"Scandals of Higher Education" - The New York Review of Books
March 14, 2007
There's a very interesting (and long) review of a number of current books on higher education in the New York Review of Books. The whole article is worth reading, but here are some sections that jumped out at me (my commentary in [brackets]):
...Ninety percent of Harvard students come from families earning more than the median national income of $55,000, and Harvard's dean of admissions was quoted in the Crimson a few months earlier defining "middle-income" Harvard families as those earning between $110,000 and $200,000... [Wow]
...But today's students are richer on average than their predecessors. Between the mid-1970s and mid-1990s, in a sample of eleven prestigious colleges, the percentage of students from families in the bottom quartile of national family income remained roughly steady— around 10 percent. During the same period the percentage of students from the top quartile rose sharply, from a little more than one third to fully half. If the upscale shops and restaurants near campus are any indication, the trend has continued if not accelerated. And if the sample is broadened to include the top 150 colleges, the percentage of students from the bottom quartile drops to 3 percent.[2] In short, there are very few poor students at America's top colleges, and a large and growing number of rich ones...
...While these proposals are being debated by presidents and trustees—at least one hopes they are debating them—an odor of hypocrisy has gathered in the gap between academic rhetoric and academic reality. The American university tends to be described these days by foe and friend alike as the Alamo of the left—a last fortress for liberal holdouts in a society that has pretty much routed liberals from politics and public life. But how persuasive are testimonials of devotion to equity and democracy when they come from institutions that are usually beyond the reach of anyone without lots of money? [Good point]...

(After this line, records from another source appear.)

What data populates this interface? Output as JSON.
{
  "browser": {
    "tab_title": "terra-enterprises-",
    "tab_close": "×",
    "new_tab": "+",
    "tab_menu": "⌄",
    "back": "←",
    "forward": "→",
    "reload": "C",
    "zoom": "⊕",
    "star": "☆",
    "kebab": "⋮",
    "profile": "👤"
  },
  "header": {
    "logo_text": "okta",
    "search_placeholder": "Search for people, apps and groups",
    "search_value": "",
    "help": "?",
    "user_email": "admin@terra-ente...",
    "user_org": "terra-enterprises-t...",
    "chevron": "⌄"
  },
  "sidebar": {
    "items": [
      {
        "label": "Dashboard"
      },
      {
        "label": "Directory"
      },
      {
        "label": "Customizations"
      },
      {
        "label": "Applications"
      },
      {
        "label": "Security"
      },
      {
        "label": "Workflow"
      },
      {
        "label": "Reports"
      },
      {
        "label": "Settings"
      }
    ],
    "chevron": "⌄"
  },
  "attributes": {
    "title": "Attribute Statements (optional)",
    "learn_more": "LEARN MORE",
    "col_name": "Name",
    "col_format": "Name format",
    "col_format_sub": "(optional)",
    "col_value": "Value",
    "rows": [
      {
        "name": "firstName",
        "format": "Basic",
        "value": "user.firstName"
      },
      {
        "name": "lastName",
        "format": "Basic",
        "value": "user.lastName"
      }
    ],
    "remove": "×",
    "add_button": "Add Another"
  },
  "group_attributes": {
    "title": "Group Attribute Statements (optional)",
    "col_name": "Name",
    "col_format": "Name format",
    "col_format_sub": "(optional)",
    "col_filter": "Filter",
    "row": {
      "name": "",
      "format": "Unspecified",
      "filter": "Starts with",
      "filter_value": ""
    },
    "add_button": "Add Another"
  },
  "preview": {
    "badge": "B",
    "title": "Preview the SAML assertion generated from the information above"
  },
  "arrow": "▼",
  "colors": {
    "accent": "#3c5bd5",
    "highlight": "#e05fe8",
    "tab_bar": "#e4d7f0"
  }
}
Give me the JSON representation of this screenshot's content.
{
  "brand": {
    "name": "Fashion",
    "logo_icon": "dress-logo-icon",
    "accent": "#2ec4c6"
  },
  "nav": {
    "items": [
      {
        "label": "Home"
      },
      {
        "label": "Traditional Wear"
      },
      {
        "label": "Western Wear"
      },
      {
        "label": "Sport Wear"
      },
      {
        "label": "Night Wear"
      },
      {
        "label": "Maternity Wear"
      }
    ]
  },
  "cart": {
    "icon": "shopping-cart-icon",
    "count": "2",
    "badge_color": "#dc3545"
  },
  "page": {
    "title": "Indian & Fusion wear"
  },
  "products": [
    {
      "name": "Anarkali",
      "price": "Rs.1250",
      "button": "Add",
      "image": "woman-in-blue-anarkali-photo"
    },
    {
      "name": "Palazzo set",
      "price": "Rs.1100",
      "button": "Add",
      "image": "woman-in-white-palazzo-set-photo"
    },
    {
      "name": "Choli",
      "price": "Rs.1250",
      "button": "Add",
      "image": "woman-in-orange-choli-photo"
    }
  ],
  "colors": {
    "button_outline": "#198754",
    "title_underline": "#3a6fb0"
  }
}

...his* main point is a fair one: campus liberals far prefer the soft issues of racial and gender diversity to such hard issues as the effect on American working families of cheap foreign labor or the gross inequities of a public school system funded by local property taxes, or, closer to home, the failure of their own institutions to recruit and support more talented students with no money. I have met very few faculty members who, even as they agitate for far-flung social causes, care to look closely at the admissions policies of their own institutions...
..For students, taking intellectual chances is risky as they compete for places in professional schools that regard grades as all-important. As Harvard's former dean Harry Lewis sums up the matter:
Universities affect horror when students attend college in the hope of becoming financially successful, but they offer students neither a coherent view of the point of college education nor any guidance on how they might discover for themselves some larger purpose in life. [Also a good point]
...
* Walter Benn Michaels, author of The Trouble with Diversity: How We Learned to Love Identity and Ignore Inequality.
(Hat tip to the History News Network)
This shows an all too common NIMBY ("Not in my back yard") attitude about causes. It is easier (safer) to espouse causes that agitate for someone ELSE'S changed behavior - rather than grapple with issues that would change your own behaviour or everyday life. Why would professors want to change their situation, pandering to the rich student populations and building those comfortable upper-middle-class communities with their comfortable aesthetics and amenities? Individuals on either side of the political aisle would rather tackle something in someone else's back yard. You have to wonder, even, if most abolitionists in the early 1800s would have been as engaged if slavery had still been a part of life in the North... From Massechusetts it was safe and easy to fulminate on the injustices taking place in the South. "There is nothing new under the sun." People are and will always be the same. Some individuals stand out and stand up (though even they have ulterior motives in so many cases) but as a herd we are remarkably predictable.
One final remark - college used to be the exclusive realm of the wealthy. The GI bill made the largest demographic shift in this. I wonder if the current swing is really just a return to economic/cultural normal after the anomoly of the 50s and 60s and one follow-on generation beyond.
Posted by: Moominpapa | March 14, 2007 at 11:27 PM
So, if this is a return to normal, colleges are not only being conservative but they're actually being reactionary (return to a past of privilege and power).